Startup founders face many challenges. One of the biggest startup challenges is securing enough funds to meet cash flow needs. Cash flow issues can inhibit your company’s early-stage growth. These issues could be delays in strategic implementation, not hiring enough employees, and product readiness.
Entrepreneurs bootstrapping new ventures typically rely on friends and family for initial funding rounds, especially when their financial needs are less than $100,000 (angel and institutional investors typically step in with much larger stakes as founders move their businesses along the growth curve.) Rocket Dollar can help founders raise more money more quickly during the friends and family round by providing those crucial investors with access to retirement dollars they’ve already accumulated in their company-sponsored retirement plans.
Investors who open a Rocket Dollar account can rollover funds they’ve accumulated through company-sponsored retirement accounts into either a Self-Directed Individual Retirement Account or a Self-Directed Solo 401(k). These accounts provide investors with complete control over their retirement dollars so they can pursue a whole new world of investment possibilities, including early-stage businesses. Investment options through company-sponsored IRAs are typically limited to publicly traded stocks, bonds, and mutual funds. Rocket Dollar investors, however, are using their self-directed accounts to make tax-advantaged investments in private equity, real estate, cryptocurrencies, precious metals, peer-to-peer lending, and many other alternative asset classes that provide portfolio diversification and a critical hedge against market downturns.
Rocket Dollar’s premium Gold Self-Directed IRA or Solo 401(k) provides investors with expedited white glove customer service, one free wire transfer per month, and financial reporting assistance.
Although just 1 percent of startups ever make it to unicorn status ($1 billion in revenue), private equity remains an important asset class for both yield and diversification for sophisticated and retail investors alike. Institutional investors have long sought out private equity placements as part of their overall asset allocation, and the changes brought about by the JOBS Act have placed this important investment class in the grasp of retail investors as well.

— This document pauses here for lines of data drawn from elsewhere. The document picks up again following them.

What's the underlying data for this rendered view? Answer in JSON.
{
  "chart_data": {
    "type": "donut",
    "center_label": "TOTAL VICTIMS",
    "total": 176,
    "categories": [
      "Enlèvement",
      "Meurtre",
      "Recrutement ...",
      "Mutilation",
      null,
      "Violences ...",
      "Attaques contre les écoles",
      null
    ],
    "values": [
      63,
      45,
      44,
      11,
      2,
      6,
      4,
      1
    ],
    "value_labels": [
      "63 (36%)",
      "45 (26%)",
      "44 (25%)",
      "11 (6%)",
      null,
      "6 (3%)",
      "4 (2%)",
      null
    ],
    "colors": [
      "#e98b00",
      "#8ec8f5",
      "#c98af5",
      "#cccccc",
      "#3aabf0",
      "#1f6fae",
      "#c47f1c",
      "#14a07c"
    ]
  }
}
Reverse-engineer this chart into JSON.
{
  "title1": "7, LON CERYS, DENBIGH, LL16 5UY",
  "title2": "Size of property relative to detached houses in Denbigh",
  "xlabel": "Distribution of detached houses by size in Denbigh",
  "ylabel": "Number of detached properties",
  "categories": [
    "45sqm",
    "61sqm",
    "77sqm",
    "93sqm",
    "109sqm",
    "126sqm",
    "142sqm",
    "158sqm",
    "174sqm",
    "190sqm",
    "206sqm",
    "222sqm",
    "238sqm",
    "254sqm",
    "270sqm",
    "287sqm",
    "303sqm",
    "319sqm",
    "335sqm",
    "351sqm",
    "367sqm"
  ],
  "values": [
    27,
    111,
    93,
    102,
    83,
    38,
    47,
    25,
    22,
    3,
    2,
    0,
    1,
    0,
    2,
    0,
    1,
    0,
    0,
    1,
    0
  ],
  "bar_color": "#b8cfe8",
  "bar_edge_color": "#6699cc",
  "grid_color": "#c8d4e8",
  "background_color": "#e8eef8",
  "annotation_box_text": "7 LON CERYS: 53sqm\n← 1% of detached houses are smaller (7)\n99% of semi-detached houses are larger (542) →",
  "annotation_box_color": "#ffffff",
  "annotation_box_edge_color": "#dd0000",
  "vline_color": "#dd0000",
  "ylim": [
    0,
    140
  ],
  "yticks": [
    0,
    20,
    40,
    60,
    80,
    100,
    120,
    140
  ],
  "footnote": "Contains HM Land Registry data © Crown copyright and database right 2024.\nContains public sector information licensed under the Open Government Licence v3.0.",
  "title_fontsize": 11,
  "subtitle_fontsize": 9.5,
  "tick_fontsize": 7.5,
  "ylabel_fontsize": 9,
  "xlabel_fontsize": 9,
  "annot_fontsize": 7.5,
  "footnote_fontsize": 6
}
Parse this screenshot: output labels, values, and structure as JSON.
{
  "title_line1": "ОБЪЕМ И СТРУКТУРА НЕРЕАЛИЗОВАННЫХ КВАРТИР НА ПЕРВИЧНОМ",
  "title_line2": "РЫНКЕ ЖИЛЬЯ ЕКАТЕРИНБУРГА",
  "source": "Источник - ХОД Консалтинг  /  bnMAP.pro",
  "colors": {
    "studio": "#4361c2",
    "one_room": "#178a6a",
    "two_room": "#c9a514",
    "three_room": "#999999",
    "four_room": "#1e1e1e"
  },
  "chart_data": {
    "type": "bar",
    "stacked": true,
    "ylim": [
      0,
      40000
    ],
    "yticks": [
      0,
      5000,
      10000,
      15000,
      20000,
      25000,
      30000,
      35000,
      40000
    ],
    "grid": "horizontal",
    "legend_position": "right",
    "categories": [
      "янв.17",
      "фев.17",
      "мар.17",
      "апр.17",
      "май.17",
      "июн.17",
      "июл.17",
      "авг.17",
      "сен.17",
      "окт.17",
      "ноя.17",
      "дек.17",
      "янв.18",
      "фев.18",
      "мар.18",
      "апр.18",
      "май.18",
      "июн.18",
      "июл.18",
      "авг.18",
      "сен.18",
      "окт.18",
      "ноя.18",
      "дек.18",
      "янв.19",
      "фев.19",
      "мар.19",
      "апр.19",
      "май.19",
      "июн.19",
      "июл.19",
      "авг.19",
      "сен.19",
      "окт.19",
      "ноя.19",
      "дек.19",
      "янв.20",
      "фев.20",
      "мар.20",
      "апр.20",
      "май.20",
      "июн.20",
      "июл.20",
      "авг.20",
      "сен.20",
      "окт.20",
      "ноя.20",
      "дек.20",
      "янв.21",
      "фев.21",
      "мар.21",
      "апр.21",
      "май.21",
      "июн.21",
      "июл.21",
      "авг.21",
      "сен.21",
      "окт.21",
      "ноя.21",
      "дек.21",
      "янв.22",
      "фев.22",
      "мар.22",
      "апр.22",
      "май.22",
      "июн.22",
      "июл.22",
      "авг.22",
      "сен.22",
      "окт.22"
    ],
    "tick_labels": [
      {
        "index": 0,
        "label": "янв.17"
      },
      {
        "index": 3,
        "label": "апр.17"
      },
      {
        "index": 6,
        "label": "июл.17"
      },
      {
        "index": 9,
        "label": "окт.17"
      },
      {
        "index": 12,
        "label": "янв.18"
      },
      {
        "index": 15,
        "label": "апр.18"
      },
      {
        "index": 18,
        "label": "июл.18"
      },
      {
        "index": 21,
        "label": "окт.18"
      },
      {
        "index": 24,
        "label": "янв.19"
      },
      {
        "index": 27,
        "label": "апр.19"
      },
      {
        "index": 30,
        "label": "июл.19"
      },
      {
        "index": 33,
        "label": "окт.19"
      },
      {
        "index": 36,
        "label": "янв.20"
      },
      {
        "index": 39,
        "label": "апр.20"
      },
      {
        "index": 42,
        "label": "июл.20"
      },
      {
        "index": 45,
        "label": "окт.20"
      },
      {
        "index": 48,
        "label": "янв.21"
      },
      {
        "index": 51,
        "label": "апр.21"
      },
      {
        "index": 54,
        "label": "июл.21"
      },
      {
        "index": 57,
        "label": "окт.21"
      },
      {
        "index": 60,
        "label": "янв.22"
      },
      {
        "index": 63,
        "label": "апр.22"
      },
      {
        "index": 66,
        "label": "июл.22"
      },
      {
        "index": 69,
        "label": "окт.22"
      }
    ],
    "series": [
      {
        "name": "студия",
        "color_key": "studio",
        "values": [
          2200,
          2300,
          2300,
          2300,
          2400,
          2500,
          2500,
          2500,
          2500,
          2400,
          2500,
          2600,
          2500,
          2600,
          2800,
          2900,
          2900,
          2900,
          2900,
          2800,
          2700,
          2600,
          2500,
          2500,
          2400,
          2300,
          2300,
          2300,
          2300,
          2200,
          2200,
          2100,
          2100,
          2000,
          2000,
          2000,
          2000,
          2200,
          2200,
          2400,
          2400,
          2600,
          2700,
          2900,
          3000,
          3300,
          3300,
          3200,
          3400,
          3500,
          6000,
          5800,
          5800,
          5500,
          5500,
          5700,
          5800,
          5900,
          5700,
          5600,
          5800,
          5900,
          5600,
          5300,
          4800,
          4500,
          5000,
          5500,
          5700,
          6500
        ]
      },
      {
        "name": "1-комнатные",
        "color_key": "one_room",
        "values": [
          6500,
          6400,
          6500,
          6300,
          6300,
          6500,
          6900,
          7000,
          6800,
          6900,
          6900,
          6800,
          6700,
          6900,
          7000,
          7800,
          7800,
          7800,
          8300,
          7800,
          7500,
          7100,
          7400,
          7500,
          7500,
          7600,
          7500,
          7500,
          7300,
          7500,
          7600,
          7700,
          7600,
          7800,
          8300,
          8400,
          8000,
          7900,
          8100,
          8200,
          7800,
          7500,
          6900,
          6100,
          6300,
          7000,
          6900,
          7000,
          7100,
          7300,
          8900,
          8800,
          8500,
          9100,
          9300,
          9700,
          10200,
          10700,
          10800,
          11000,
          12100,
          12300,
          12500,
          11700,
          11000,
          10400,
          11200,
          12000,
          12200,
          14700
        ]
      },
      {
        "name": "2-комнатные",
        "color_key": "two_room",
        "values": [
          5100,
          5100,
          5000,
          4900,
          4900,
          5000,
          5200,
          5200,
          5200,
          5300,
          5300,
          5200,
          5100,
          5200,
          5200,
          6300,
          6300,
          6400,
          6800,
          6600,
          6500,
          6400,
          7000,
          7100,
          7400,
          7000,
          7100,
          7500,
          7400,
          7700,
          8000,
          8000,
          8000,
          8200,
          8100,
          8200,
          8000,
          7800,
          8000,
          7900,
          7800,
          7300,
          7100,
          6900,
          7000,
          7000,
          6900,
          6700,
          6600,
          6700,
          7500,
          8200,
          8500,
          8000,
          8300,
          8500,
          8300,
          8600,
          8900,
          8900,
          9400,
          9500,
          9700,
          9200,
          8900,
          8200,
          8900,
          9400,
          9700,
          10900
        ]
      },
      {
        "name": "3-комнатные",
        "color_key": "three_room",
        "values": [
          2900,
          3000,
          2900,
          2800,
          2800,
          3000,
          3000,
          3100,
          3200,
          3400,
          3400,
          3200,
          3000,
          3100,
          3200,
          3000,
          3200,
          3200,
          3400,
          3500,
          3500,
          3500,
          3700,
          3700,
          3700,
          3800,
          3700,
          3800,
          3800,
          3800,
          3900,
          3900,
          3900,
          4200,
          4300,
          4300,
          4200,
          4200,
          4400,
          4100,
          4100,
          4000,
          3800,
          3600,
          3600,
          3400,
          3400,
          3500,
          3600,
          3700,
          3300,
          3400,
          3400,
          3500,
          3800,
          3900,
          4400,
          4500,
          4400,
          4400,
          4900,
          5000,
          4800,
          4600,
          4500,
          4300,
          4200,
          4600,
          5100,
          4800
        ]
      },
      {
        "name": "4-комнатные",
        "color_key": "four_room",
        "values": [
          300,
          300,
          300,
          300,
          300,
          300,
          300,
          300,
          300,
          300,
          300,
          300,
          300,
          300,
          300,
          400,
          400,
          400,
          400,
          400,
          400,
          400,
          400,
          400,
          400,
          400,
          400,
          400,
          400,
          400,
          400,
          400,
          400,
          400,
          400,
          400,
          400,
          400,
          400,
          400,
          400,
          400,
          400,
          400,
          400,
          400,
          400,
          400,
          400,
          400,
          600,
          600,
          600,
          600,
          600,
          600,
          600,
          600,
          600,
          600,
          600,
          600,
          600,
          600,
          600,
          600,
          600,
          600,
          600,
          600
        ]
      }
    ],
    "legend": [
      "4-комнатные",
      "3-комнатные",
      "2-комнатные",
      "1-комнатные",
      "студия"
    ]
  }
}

There are many reasons why using retirement dollars to fund a startup can be beneficial:
Tax-advantaged income. When investments in early-stage companies do pay off, the tax treatment is far more favorable if they are made through tax-advantaged retirement accounts. Investors can defer capital gains taxes until distribution with a traditional IRA, or pay no taxes at all if they invest with a Rocket Dollar Roth IRA.
Startup founders often prefer investors who use retirement funds. These investors seek equity positions in a startup and can hold their investment for a long term strategy. Entrepreneurs are then able to raise more money faster from retirement investors. Investors using retirement accounts will also have a greater pool of tax-advantaged dollars at their disposal than cash.
Both investors and founders benefit when retirement funds are used to make early-stage startup investments.